Wheel-Legged Bipedal Robot

My Role Description

1. Bipedal Robot Linkage Structure Optimization

The goal of the wheel-legged bipedal robot project was to generate a trajectory using a single actuator, making it an underactuated system. Due to this limitation, controlling movement in both the x and y directions was not feasible. To overcome this challenge, I was conducted a topology structure optimization based on a four-bar linkage, designed to minimize movement in the x direction while enabling motion primarily in the y direction. As a result, a structure was developed that moves linearly in the y direction while limiting displacement in the x direction to a maximum of 0.04.

2. Balancing Controller Development

Based on the inverted pendulum model, we developed an LQR-based balancing controller. For the state space, we selected pitch angle, angular velocity, body position, and velocity, while the control output was defined as the wheel torques. With the LQR controller, the robot achieved stability and robustness against external disturbances, allowing it to maintain balance and overcome certain obstacles.
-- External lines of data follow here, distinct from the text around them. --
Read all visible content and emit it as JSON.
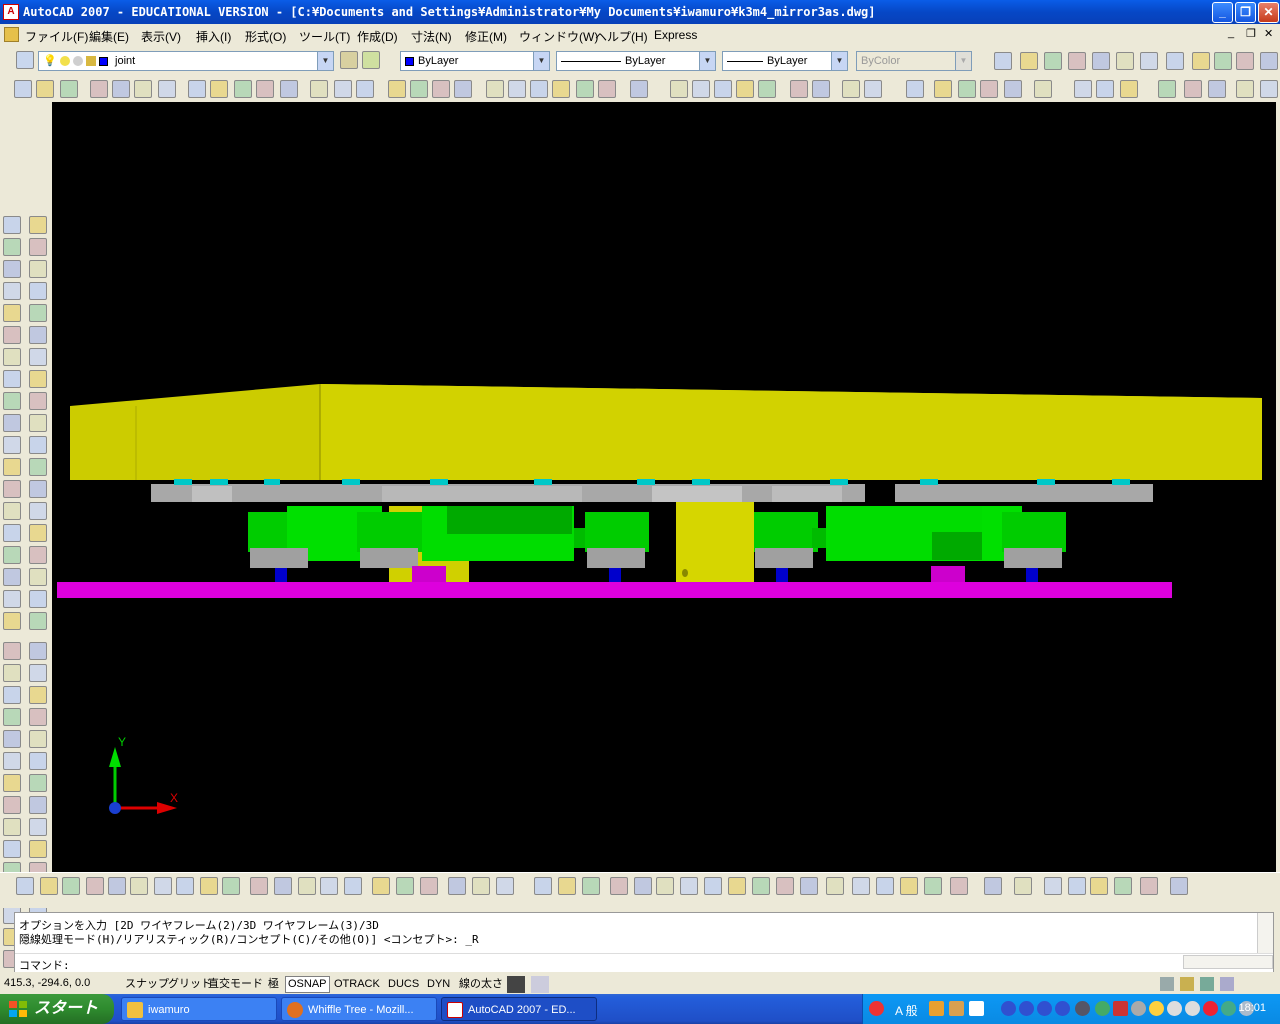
{
  "window": {
    "title": "AutoCAD 2007 - EDUCATIONAL VERSION - [C:¥Documents and Settings¥Administrator¥My Documents¥iwamuro¥k3m4_mirror3as.dwg]",
    "app_icon": "A",
    "minimize_label": "_",
    "maximize_label": "❐",
    "close_label": "✕"
  },
  "menubar": {
    "items": [
      "ファイル(F)",
      "編集(E)",
      "表示(V)",
      "挿入(I)",
      "形式(O)",
      "ツール(T)",
      "作成(D)",
      "寸法(N)",
      "修正(M)",
      "ウィンドウ(W)",
      "ヘルプ(H)",
      "Express"
    ],
    "mdi_buttons": [
      "_",
      "❐",
      "✕"
    ]
  },
  "layers_toolbar": {
    "current_layer": "joint"
  },
  "properties_toolbar": {
    "color": "ByLayer",
    "linetype": "ByLayer",
    "lineweight": "ByLayer",
    "plotstyle": "ByColor"
  },
  "ucs_icon": {
    "y_label": "Y",
    "x_label": "X"
  },
  "command_window": {
    "line1": "オプションを入力 [2D ワイヤフレーム(2)/3D ワイヤフレーム(3)/3D",
    "line2": "隠線処理モード(H)/リアリスティック(R)/コンセプト(C)/その他(O)] <コンセプト>: _R",
    "prompt": "コマンド:"
  },
  "statusbar": {
    "coords": "415.3, -294.6, 0.0",
    "buttons": [
      {
        "label": "スナップ",
        "on": false
      },
      {
        "label": "グリッド",
        "on": false
      },
      {
        "label": "直交モード",
        "on": false
      },
      {
        "label": "極",
        "on": false
      },
      {
        "label": "OSNAP",
        "on": true
      },
      {
        "label": "OTRACK",
        "on": false
      },
      {
        "label": "DUCS",
        "on": false
      },
      {
        "label": "DYN",
        "on": false
      },
      {
        "label": "線の太さ",
        "on": false
      }
    ]
  },
  "taskbar": {
    "start_label": "スタート",
    "tasks": [
      {
        "label": "iwamuro",
        "active": false
      },
      {
        "label": "Whiffle Tree - Mozill...",
        "active": false
      },
      {
        "label": "AutoCAD 2007 - ED...",
        "active": true
      }
    ],
    "ime_label": "A 般",
    "clock": "18:01"
  },
  "colors": {
    "viewport_bg": "#000000",
    "yellow_body": "#cccc00",
    "green_parts": "#00dd00",
    "magenta_base": "#dd00dd",
    "gray_plate": "#a0a0a0"
  }
}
3. Jumping Algorithm Development

To overcome higher obstacles such as stairs, the development of a jumping algorithm was necessary. I specifically focused on designing an accurate jumping algorithm while minimizing torque. To achieve this, I analyzed the jumping phase and identified that jumping occurs due to ground reaction forces. Based on this insight, I developed an optimal force trajectory to achieve a specific apex height and designed a control algorithm to precisely follow this trajectory. With this algorithm, the robot can reach the desired apex height with more than 95% accuracy.